Lors de cette dernière confrontation, il y avait déjà 2 brésiliens dans l’équipe, un certain Peguy Luyindula en attaque et une charnière centrale Camara-Sakho. Du côté de Dortmund, on retrouve déjà un certain Matt Hummels, Mario Gotze ou encore Robert Lewandowski, vous savez les stars qu’a fait Dortmund. En 2010, Neymar jouait encore au Brésil, Mbappé était à Bondy et Haland, le petit norvégien qu’on nous promet déjà comme le cauchemar des parisiens ce soir, était formé à Bryne.

Cette même année, en Coupe de France, l’US Quevilly atteint les demi-finales (vous savez avant d’être finaliste deux ans plus tard après avoir battu Marseille et Rennes). En février, l’OM en colle 3 à Paris à domicile. En mars/avril, on a un quart de Champions League 100% français entre Lyon et Bordeaux. En mai, Hoarau offre la Coupe de France au PSG. En août, Laurent Blanc reprend l’équipe de France et écarte les 23 grévistes pour son premier match. En août aussi, l’OM a de l’argent pour ses transferts en recrutant Gignac et Remy. En septembre, Saint-Etienne s’impose à Gerland, la première fois depuis 1994. Et puis l’AJ Auxerre joue en Champions League, tout comme Pep Guardiola avec le Barça, en route vers un nouveau trophée. Début décembre, la FIFA annonce l’organisation du mondial en Russie et celui au Qatar. Enfin, Messi est encore Ballon d’Or.

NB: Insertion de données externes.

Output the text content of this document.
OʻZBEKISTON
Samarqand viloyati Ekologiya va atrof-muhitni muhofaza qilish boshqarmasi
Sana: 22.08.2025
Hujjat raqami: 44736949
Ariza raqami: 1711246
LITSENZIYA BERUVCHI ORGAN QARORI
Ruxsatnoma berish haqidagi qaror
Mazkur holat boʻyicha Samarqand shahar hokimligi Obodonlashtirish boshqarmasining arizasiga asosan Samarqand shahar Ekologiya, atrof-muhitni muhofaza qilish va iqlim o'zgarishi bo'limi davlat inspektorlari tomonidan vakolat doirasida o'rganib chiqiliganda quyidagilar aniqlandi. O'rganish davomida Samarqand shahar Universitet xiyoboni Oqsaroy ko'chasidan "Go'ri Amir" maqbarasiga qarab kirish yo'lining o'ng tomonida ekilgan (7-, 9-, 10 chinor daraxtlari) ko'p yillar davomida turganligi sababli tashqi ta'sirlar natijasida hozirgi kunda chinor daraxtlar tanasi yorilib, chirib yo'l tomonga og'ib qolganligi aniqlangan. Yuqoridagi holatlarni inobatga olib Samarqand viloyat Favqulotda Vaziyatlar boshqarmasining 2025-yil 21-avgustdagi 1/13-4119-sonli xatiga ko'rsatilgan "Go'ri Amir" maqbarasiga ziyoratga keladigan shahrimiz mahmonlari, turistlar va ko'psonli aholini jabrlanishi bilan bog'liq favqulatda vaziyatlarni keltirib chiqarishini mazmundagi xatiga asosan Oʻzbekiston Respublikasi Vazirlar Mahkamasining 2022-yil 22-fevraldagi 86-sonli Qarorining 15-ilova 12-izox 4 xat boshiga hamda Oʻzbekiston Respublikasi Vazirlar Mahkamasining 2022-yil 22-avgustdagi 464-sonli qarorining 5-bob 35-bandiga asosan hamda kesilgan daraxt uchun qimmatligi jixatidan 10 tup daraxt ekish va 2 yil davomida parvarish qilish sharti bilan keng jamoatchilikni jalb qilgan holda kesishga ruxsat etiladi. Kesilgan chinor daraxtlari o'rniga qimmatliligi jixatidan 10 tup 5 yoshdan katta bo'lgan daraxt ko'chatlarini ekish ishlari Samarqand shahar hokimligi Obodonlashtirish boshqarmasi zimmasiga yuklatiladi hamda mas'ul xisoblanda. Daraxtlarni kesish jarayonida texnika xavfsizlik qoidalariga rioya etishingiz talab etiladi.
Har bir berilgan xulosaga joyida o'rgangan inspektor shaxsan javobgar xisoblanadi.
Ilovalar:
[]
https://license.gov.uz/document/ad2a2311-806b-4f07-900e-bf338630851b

Et oui, il s’est passé deux-trois choses en 2010 et d’ailleurs si vous avez oublié l’issue de l’Europa League cette saison-là, laissez moi vous rappeler que le PSG avait fini premier de son groupe, devant Séville. Ils avaient retrouvé le club de BATE Borissov en seizièmes avant de se faire éliminer par le Benfica en huitièmes. Ne vous inquiétez pas, Dortmund n’avait pas passé les poules et la finale de cette édition avait été 100% portugaise entre Porto et Braga.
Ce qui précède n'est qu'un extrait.